With lower office power consumption and less business travel, combined with less waste from physical entertainment venues and products, it would appear, on the surface, that the internet is good for the planet. But is this, in fact, the case, or is the energy consumed by the vast array of internet data centres around the world causing more harm than good?
Just how big is the internet?
When it comes to the size of the internet, the numbers are mind boggling, and they’re growing rapidly. In just 25 years, the internet has grown from 16m users in 1995, to 2bn in 2011, to 5bn in December 2020. There are an estimated 1.8bn websites online, with ecommerce estimated to be worth an incredible $4.2trillion in 2020, equivalent to the entire GDP of Germany or Russia. The average user spends no less than 6½ hrs online every day at work and at home.
How much power does the internet use?
The actual power consumption of the internet is a fiercely debated issue, producing a wide disparity of estimates. One review of academic papers found a range from as low as 0.004kWh/GB to as high as 136kWh/GB, with a different paper in 2017 averaging out the findings of 14 studies to 0.06kWh/GB.

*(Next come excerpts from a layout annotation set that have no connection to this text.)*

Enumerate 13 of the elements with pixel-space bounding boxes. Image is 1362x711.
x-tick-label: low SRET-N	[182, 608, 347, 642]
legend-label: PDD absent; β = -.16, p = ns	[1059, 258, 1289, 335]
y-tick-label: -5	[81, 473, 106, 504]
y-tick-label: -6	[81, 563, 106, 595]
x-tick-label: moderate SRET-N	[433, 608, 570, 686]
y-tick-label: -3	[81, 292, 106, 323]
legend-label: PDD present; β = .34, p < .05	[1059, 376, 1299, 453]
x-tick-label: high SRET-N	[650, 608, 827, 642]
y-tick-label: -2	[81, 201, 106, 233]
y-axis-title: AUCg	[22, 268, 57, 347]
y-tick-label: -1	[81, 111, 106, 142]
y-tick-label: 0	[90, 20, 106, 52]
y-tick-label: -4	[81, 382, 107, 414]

Similar studies report that the data centres in the United States alone consume between 70bn and 140bn kWh of electricity every year, which equates to 1.8-3.6% of total US consumption. Globally, it is estimated that ICT has the same carbon footprint as the aviation industry, at around 2% of the total emissions. Data centres consume half of this and transmission networks, including mobile, account for the rest.
Is the problem getting worse?
Fortunately, advances in technology mean that although internet use is rising rapidly, power consumption is falling just as fast. Larger data centres, known as ‘hyperscale’, have brought impressive efficiencies. Prof. Jonathan Koomey, of Stanford University, estimates that power consumption by data centres is dropping at a logarithmic rate. This means that even though there are now estimated to be over 100million drives in US data centres, holding a staggering 350terabytes of data, their relative power consumption is no more than it has been in the past.
What is the future?
Given the significant cost of energy, we can be sure that data centre operators will continue to pump money into researching new ways to make them ever more efficient. However, the rapid growth of cloud computing and other internet use means that these data centres will inevitably continue to grow. In recent years the industry has managed to find a balance that has kept total energy consumption flat, but the question remains as to whether this delicate balance can be sustained.